Linguistic reversal

Linguistic reversal February 24, 2009

Galatians 5-6 turns a number of Pauline terms inside out. After spending most of the letter polemicizing against seeking justification form the “works of the law,” Paul rehabilitates both “work” (5:6) and “law” (5:14; 6:2). After announcing that in Christ we have been freed from the Egypt of Judaic managers and tutors, he instructs us to use our freedom to become slaves to one another (5:13). He doesn’t quite rehabilitate flesh, though he has told us early on that life in the flesh can be life by faith in the Son of God, that is, life in the flesh can be lived out as life in the Spirit (2:20).

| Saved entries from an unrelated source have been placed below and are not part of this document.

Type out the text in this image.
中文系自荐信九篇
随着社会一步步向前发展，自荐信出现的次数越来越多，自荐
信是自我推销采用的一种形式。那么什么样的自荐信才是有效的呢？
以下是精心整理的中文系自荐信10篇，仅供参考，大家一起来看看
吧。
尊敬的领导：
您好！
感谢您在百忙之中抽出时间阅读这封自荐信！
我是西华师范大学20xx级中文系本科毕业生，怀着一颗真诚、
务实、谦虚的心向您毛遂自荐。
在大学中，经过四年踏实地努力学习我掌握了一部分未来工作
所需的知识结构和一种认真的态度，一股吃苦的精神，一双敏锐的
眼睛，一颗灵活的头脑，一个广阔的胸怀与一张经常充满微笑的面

He even rehabilitates the stoicheia . “If we live by the Spirit, by the Spirit also let us stoichomen ” (5:25). The NASB translates this as “walk,” but it’s a different verb than 5:16 ( peripateo ). “Keep in step” is better. However it is translated, it is a deliberate play on the “elementary principles” from which Paul says we have been freed (as is the related verb sustoichei in 4:25).

Paul is showing us that the entire old covenant is resurrected in the new. It is not the same; law is no longer the Mosaic law, work is the working of love and of the Spirit, slavery is willing service, the stoicheic pattern is now set by the Spirit and not by under-guardians. It’s not the same but it’s all there, dead and risen in Christ Jesus and his body.